Word of Hope: six months after my divorce, I was confronted unexpectedly to a call to ministry that had actually started when I was 14 years old in a church that did not believe women should be pastors. A year later, I was catching a plane two days a week from Little Rock to Dallas to attend seminary.  I am finishing my twentieth year in pastoral ministry.

For those who are too cynical to believe in a good divorce, let me give you a better reason. We have children together. They are churches, and children, and youth, and young people. They are food ministries and ways to meet the various needs of our community.
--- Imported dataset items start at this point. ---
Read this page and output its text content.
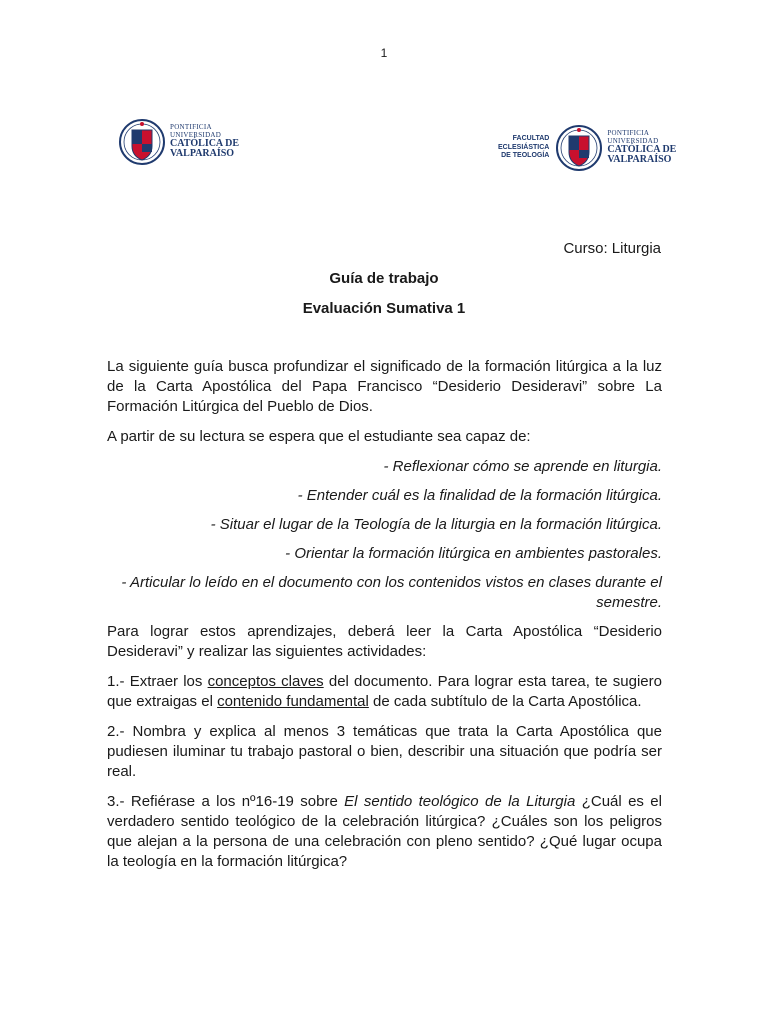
1
PONTIFICIA
UNIVERSIDAD
CATÓLICA DE
VALPARAÍSO
FACULTAD
ECLESIÁSTICA
DE TEOLOGÍA
PONTIFICIA
UNIVERSIDAD
CATÓLICA DE
VALPARAÍSO
Curso: Liturgia
Guía de trabajo
Evaluación Sumativa 1

La siguiente guía busca profundizar el significado de la formación litúrgica a la luz de la Carta Apostólica del Papa Francisco “Desiderio Desideravi” sobre La Formación Litúrgica del Pueblo de Dios.

A partir de su lectura se espera que el estudiante sea capaz de:

- Reflexionar cómo se aprende en liturgia.

- Entender cuál es la finalidad de la formación litúrgica.

- Situar el lugar de la Teología de la liturgia en la formación litúrgica.

- Orientar la formación litúrgica en ambientes pastorales.

- Articular lo leído en el documento con los contenidos vistos en clases durante el semestre.

Para lograr estos aprendizajes, deberá leer la Carta Apostólica “Desiderio Desideravi” y realizar las siguientes actividades:

1.- Extraer los conceptos claves del documento. Para lograr esta tarea, te sugiero que extraigas el contenido fundamental de cada subtítulo de la Carta Apostólica.

2.- Nombra y explica al menos 3 temáticas que trata la Carta Apostólica que pudiesen iluminar tu trabajo pastoral o bien, describir una situación que podría ser real.

3.- Refiérase a los nº16-19 sobre El sentido teológico de la Liturgia ¿Cuál es el verdadero sentido teológico de la celebración litúrgica? ¿Cuáles son los peligros que alejan a la persona de una celebración con pleno sentido? ¿Qué lugar ocupa la teología en la formación litúrgica?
God is bigger than we are and faith calls us to trust that resurrection happens every day.





United Methodist Heartbreak

Today a colleague wrote a gracious column about the possible changes coming in the United Methodist Church. While reading, I realized that we are still making assumptions about those who have differing opinions about the way forward. I believe we are headed for a split and while I do not believe all the motivations are of God (yes, I am making a judgment), I am confident in the long run God will be with every group, whether it is a two way or three way split.
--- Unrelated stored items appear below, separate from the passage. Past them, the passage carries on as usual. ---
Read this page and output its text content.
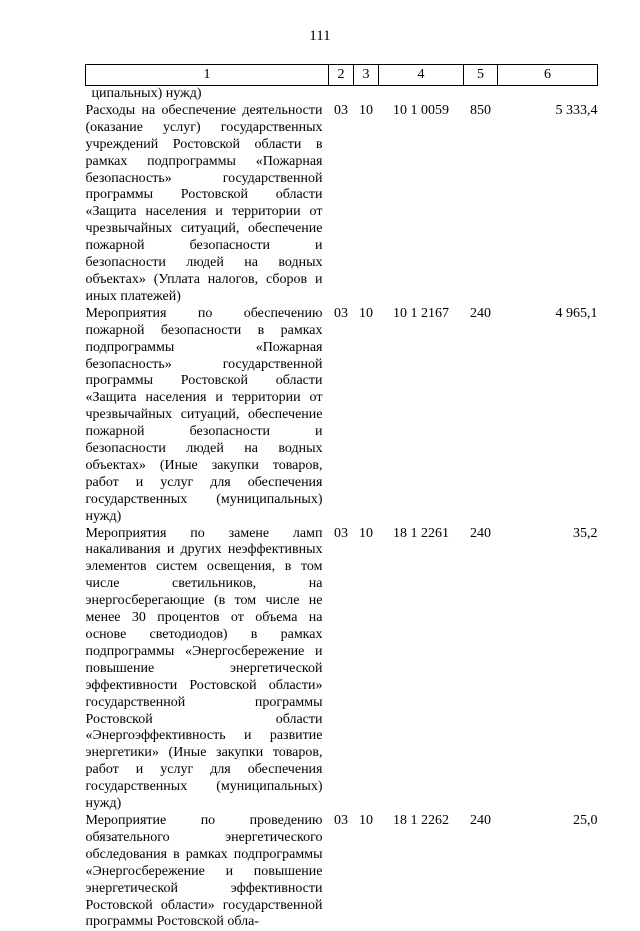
111
1	2	3	4	5	6
ципальных) нужд)					
Расходы на обеспечение деятельности (оказание услуг) государственных учреждений Ростовской области в рамках подпрограммы «Пожарная безопасность» государственной программы Ростовской области «Защита населения и территории от чрезвычайных ситуаций, обеспечение пожарной безопасности и безопасности людей на водных объектах» (Уплата налогов, сборов и иных платежей)	03	10	10 1 0059	850	5 333,4
Мероприятия по обеспечению пожарной безопасности в рамках подпрограммы «Пожарная безопасность» государственной программы Ростовской области «Защита населения и территории от чрезвычайных ситуаций, обеспечение пожарной безопасности и безопасности людей на водных объектах» (Иные закупки товаров, работ и услуг для обеспечения государственных (муниципальных) нужд)	03	10	10 1 2167	240	4 965,1
Мероприятия по замене ламп накаливания и других неэффективных элементов систем освещения, в том числе светильников, на энергосберегающие (в том числе не менее 30 процентов от объема на основе светодиодов) в рамках подпрограммы «Энергосбережение и повышение энергетической эффективности Ростовской области» государственной программы Ростовской области «Энергоэффективность и развитие энергетики» (Иные закупки товаров, работ и услуг для обеспечения государственных (муниципальных) нужд)	03	10	18 1 2261	240	35,2
Мероприятие по проведению обязательного энергетического обследования в рамках подпрограммы «Энергосбережение и повышение энергетической эффективности Ростовской области» государственной программы Ростовской обла-	03	10	18 1 2262	240	25,0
I grieve the changes. I grieve that there will be colleagues that I dearly love and respect that I will no longer share connection. Still, I will love them and they will have my respect. My greatest concern is not my colleagues. They have studied doctrine, history, and Scripture and they must go where they believe God is leading them. I believe they should not be penalized in anyway nor should their benefits with Westpath be penalized in any way.

My grief is for what will happen to the men, women, and children in the pew. Over the past two decades, our theological discernment has been shaped more by politics than actually Scriptural discernment. For many of the larger churches I have served, the congregation is split with many believing in literal Scriptural authority and others believing in the authority of love. These churches, when forced to make a choice, will lose active members. Communities will be torn apart. Small groups will be split. Some will leave church to join the ranks of the dechurched.  Some will follow the pastor because they like the pastor but that creates another unhealthy situation. For those churches who are heavily in debt, a church split will create an unsustainable ministry.

My appointment change last year put me in a situation where theological purity is less important than the faith community and our service to the mission field. What happens in St Louis is irrelevant to what God is doing in our midst. It’s like I have died and gone to appointment heaven. This is the first time in twenty years of ministry where I have not dealt with the “women should not be pastors” or “we do not want a woman” and you have no idea what a pastor can do when you are not dealing with constant negatives. I absolutely love what I do every single day! But it also showed what a distraction the constant UMC conflicts has been in the mission field.

So it is past time that we move forward but my prayer is that every pastor be sensitive to the variations within his/her own church. This will be painful as relationships change over these issues. Given that, may God continue to work through the changes.